RPI annual inflation, which includes mortgage interest payments and council tax also fell 0.2% in the month – from 5.6% to 5.4%.

Andrew Goodwin, senior economic adviser to the Ernst & Young ITEM Club, said: "This should mark the beginning of a relatively rapid descent back to the 2% target. Global commodity prices have fallen sharply in recent months and there is already evidence that this is being reflected in weaker inflationary pressures at the factory gate.

"When you also consider the fact that the VAT rise and sharp increases in petrol prices will drop out of the year-on-year calculation in early 2012, we think that inflation will be back below 2% by this time next year."

The Bank of England’s Monetary Policy Committee (MPC) has repeatedly said above-target inflation is a temporary ill that has been imported through higher commodity prices and the VAT rise at the start of the year.

It is for this reason it has steadfastly refused to increase the base rate to combat rising inflation, choosing instead to make policy decisions with the greater fear of stagnant growth, or worse recession, in mind.

David Miller, Partner at Cheviot Asset Management, agrees with this diagnosis: "If you strip out higher taxes, energy bills and food prices, Britain’s inflation would be about the same as Germany’s.

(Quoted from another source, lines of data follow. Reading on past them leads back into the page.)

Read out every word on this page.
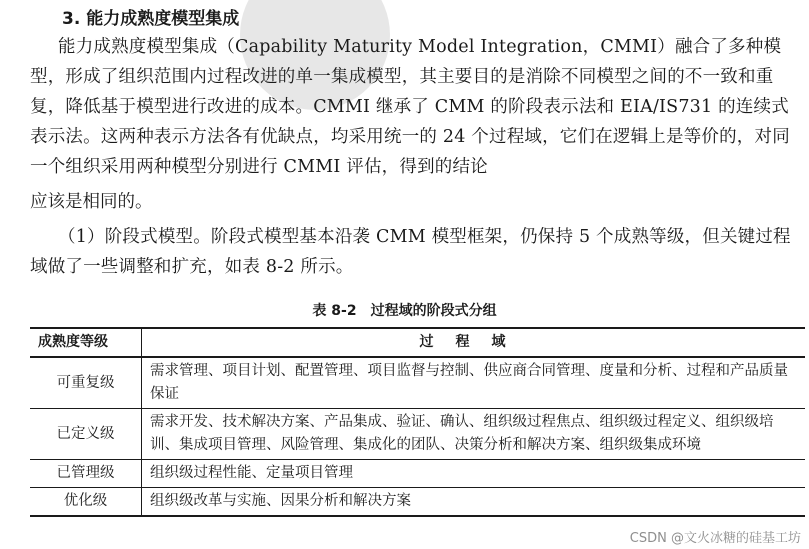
3. 能力成熟度模型集成
能力成熟度模型集成（Capability Maturity Model Integration，CMMI）融合了多种模型，形成了组织范围内过程改进的单一集成模型，其主要目的是消除不同模型之间的不一致和重复，降低基于模型进行改进的成本。CMMI 继承了 CMM 的阶段表示法和 EIA/IS731 的连续式表示法。这两种表示方法各有优缺点，均采用统一的 24 个过程域，它们在逻辑上是等价的，对同一个组织采用两种模型分别进行 CMMI 评估，得到的结论
应该是相同的。
（1）阶段式模型。阶段式模型基本沿袭 CMM 模型框架，仍保持 5 个成熟等级，但关键过程域做了一些调整和扩充，如表 8-2 所示。
表 8-2　过程域的阶段式分组
成熟度等级	过程域
可重复级	需求管理、项目计划、配置管理、项目监督与控制、供应商合同管理、度量和分析、过程和产品质量保证
已定义级	需求开发、技术解决方案、产品集成、验证、确认、组织级过程焦点、组织级过程定义、组织级培训、集成项目管理、风险管理、集成化的团队、决策分析和解决方案、组织级集成环境
已管理级	组织级过程性能、定量项目管理
优化级	组织级改革与实施、因果分析和解决方案
CSDN @文火冰糖的硅基工坊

As these factors work their way out of the equation over the next year we can expect to see inflation coming down.

"The fall in CPI and RPI this month show that this is not a re-run of the 1970s – Britain is not going back to the days of endemic high inflation."

But not everybody is as sanguine about inflation levels. Bryn Jones, fixed income director at Rathbone Unit Trust Management, said: "Today’s inflation data is in-line with expectations, but the strength of core inflation suggests that underlying dynamics are still worrying.

"It is too early to let the guard down and be duped by headline figures. When the Bank of England releases its November inflation report we expect it to confirm market expectations of lower inflation, resulting from lower growth and output in the years ahead.

"Despite the economic logic of this argument, inflation has consistently been above expectations, even when growth is below its potential," he warned.